Airtable maintains physical and technological security as part of its ISO IEC 27001:2013 and SOC 2 compliance measures.  Data are 256-bit encrypted when storing on the server and also when transferring data over the internet. To find vulnerabilities in their software, they run daily, weekly, and monthly scans on different components of their system and regularly commission external penetration tests. They also run a bug bounty program to help identify issues. Their data centers have fire detection and suppression systems, redundant power systems, and strict control for physical access. Because Airtable relies on Amazon Web Services (AWS) for its cloud infrastructure (the same providers used by previous EHA projects), data are geo-redundantly replicated in backups across multiple zones to increase data durability. They also have a team monitoring services at all times. Airtable employees are thoroughly vetted before hiring and continually trained on data protection best practices. Their workstations are secured by using full-disk encryption, automatic locking, and strong password requirements.  

### User- and Administrator Security Features
#### Access Controls

Airtable provides database (referred to as "base") and workspace administrators with granular controls over who can view, edit, comment, or otherwise modify data at the base, table, and field levels.  There are four levels of Airtable user permissions:  

- **Owner/Creator**: Full administrative control of base  
- **Editor**: Sees full base, create and modify records and views, create and modify view share links  
- **Commenter**:  Sees full base, comment on records  
- **Reader**: Sees full base  

Direct access to a base or workspace is granted or removed by base owners and creators to Airtable users. Base owners and creators can control who has access to a base and can control any “share” links created for that base. They may also restrict editing of tables or fields within a base. Any collaborator given direct access to a base at any permission level will be able to duplicate that base and share that data further. It is important that direct access to the base is limited to individuals with a need to curate or analyze the data. 

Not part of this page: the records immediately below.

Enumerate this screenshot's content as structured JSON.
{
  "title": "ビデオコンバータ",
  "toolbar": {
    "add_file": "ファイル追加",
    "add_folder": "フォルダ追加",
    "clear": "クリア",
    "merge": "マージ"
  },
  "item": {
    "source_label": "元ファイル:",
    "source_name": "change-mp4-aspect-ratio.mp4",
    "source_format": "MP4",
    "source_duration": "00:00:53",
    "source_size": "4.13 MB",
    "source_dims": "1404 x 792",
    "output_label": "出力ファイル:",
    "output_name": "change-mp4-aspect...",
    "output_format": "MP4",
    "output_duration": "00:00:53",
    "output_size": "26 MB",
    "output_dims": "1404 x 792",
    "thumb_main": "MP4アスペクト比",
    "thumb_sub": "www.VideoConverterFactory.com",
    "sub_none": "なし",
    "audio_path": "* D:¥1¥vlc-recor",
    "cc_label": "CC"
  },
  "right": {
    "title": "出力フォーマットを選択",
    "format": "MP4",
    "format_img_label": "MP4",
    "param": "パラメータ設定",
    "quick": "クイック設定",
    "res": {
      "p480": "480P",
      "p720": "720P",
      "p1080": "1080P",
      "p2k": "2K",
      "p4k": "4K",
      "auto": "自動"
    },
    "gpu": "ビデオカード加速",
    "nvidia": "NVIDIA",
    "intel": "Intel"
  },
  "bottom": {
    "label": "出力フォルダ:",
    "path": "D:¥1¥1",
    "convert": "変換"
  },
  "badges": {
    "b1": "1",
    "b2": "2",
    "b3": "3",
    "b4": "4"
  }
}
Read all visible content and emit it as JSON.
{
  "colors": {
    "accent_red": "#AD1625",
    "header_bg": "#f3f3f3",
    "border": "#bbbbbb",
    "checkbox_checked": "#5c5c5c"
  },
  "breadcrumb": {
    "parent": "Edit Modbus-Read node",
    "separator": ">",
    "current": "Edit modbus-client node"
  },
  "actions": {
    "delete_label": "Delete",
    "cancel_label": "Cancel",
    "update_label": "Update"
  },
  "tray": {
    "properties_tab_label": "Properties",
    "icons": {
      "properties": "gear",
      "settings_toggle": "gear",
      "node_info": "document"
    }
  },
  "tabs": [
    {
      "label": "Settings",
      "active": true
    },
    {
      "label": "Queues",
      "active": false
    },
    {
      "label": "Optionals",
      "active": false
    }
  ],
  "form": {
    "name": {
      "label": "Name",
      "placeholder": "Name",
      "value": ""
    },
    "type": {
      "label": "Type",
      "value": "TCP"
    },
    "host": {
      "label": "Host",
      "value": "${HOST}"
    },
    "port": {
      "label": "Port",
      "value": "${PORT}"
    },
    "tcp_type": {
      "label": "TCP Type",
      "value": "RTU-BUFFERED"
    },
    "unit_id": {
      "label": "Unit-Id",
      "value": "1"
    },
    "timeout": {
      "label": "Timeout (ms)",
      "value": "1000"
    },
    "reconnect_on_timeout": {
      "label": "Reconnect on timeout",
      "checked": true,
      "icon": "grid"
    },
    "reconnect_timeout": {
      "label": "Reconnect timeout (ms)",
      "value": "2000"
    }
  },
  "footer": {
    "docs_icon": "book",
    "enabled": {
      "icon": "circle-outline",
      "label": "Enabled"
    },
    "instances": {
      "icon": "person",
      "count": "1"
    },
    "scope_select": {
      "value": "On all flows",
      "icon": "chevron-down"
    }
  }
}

### Share Links and Interfaces

To further restrict access to a base, users can be given indirect access via revocable share links or interfaces. 

[Share links](https://support.airtable.com/docs/creating-a-base-share-link-or-a-view-share-link)  can be customized to prevent users from seeing the full base, prevent duplicating the base, and prevent copying data from the base. The ability to use the link can be password protected, restricted to people with certain email domains, and may be revoked at any time. If there are concerns about data leaks via base or table duplication, inviting people with a need to view the data via share links constrains their ability to extract data from the base.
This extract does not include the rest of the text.